= Çun Lajçi =

Çun Lajçi (born 18 December 1946) is an Albanian actor, musician, author, and drama teacher from Kosovo. He is famous for reciting poems from The Highland Lute (Lahuta e Malsisë). He is also a lahuta player. Lajçi has played over 200 roles and has been in 30 movies. He has been nominated twice as best actor in Serbia in the theater organization "Joakim Vujić". He received the "Naim Frashëri" award from the Albanian presidency. He has released two books, "Zjarr i pashuar" and "Fake Noses in Bëhet vonë".

== Background ==
Lajçi was born on 18 December 1946 in Drelaj, Peja, Kosovo. He started school in Drelaj, and continued at the drama school in Prizren. He then proceeded to Prishtina. In 1970, he worked as an actor in Prishtina's city theater.

== Work ==
Cun Lajçi is a passionate activist and lahutor and has released many videos and songs where he dramatizes various political and historical events in Albanian national interests.

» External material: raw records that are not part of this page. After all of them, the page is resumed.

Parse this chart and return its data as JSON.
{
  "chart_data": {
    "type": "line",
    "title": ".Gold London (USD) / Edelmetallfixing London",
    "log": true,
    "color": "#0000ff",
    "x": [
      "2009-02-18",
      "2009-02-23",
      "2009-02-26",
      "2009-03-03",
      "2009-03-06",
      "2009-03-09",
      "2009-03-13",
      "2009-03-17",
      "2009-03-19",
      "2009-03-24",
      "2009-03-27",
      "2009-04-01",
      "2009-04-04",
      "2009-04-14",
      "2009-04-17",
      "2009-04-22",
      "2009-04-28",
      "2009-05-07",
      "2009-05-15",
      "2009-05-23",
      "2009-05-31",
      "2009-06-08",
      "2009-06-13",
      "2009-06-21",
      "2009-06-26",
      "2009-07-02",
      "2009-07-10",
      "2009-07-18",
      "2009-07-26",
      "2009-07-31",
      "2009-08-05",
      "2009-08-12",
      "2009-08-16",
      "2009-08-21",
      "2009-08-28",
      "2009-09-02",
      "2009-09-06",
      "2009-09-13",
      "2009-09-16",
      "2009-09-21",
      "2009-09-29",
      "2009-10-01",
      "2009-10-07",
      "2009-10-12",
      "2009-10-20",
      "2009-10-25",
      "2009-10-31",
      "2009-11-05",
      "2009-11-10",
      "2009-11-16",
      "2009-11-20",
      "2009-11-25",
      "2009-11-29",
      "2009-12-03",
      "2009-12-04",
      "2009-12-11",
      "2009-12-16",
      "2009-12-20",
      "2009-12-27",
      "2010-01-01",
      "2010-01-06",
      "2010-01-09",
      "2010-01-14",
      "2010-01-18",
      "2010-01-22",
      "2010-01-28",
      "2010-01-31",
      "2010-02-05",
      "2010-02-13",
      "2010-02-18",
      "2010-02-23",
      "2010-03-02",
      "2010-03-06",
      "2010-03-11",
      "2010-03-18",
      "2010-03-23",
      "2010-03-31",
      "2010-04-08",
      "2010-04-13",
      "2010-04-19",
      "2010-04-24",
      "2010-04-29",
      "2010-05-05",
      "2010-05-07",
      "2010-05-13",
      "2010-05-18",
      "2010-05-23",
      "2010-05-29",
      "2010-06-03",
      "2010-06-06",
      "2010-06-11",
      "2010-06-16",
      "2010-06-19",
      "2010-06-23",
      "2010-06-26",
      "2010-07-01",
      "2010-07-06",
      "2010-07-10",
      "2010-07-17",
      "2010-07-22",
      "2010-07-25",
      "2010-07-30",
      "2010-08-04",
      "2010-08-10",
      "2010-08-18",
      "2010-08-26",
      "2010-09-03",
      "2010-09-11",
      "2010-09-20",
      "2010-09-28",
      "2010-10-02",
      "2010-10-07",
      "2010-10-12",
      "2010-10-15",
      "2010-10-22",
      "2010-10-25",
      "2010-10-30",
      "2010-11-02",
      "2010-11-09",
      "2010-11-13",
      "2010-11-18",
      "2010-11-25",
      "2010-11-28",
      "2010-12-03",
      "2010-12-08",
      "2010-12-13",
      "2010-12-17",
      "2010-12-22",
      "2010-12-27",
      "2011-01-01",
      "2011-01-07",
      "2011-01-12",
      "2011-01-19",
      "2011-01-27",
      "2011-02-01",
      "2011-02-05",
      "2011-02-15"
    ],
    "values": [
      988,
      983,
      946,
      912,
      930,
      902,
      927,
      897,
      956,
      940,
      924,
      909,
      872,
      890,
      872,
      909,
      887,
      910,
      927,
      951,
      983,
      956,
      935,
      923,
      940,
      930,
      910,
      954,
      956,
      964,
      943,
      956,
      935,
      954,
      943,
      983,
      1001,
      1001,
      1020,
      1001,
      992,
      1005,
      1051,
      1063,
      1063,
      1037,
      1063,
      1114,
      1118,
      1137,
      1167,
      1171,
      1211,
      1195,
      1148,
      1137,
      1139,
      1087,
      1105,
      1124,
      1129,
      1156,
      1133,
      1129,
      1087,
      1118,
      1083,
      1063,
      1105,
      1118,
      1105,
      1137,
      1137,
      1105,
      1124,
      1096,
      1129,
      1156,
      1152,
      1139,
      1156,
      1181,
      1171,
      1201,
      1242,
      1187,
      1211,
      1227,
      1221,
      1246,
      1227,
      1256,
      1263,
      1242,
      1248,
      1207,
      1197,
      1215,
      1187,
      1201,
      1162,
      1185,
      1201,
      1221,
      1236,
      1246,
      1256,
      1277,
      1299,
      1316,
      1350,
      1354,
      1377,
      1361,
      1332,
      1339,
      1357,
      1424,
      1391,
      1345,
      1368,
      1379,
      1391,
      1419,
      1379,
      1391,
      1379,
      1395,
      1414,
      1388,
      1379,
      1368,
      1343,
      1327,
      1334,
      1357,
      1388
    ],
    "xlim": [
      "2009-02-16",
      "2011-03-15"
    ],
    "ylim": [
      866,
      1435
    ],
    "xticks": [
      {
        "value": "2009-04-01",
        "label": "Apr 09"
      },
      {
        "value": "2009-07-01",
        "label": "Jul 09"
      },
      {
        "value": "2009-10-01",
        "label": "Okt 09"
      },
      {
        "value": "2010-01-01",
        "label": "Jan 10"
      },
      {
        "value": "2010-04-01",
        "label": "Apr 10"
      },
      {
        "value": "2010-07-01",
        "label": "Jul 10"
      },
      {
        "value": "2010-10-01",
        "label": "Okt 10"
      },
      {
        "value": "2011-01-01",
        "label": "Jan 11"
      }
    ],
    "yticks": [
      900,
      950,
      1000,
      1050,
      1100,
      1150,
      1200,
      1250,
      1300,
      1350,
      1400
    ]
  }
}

He has released many recitals of Lahuta e Malsisë. Lajci himself has said that he lives a poor life and in a residence he received by Josip Bros Tito during the time of ancient Yugoslavia. On a television broadcast he received a renovation of his apartment with no charge for which he expressed gratitude, via a construction company sponsored by the program. He has strongly criticized Hashim Thaqi for deceiving the interests of the Albanian people.

== Family ==
In December 2017, the Albanian media reported that Lajçi's daughter, Bubulina Lajçi, had died from an overdose. Lajçi criticized the media claiming they made his daughter's death into sensational news. According to Lajçi, his daughter died in her mother's arms. In a broadcast, Lajçi said he had been poor for a long time and struggled to support his family. He often thought about going to New York and selling books on the street. Later, his sister also died, as he reported through social media.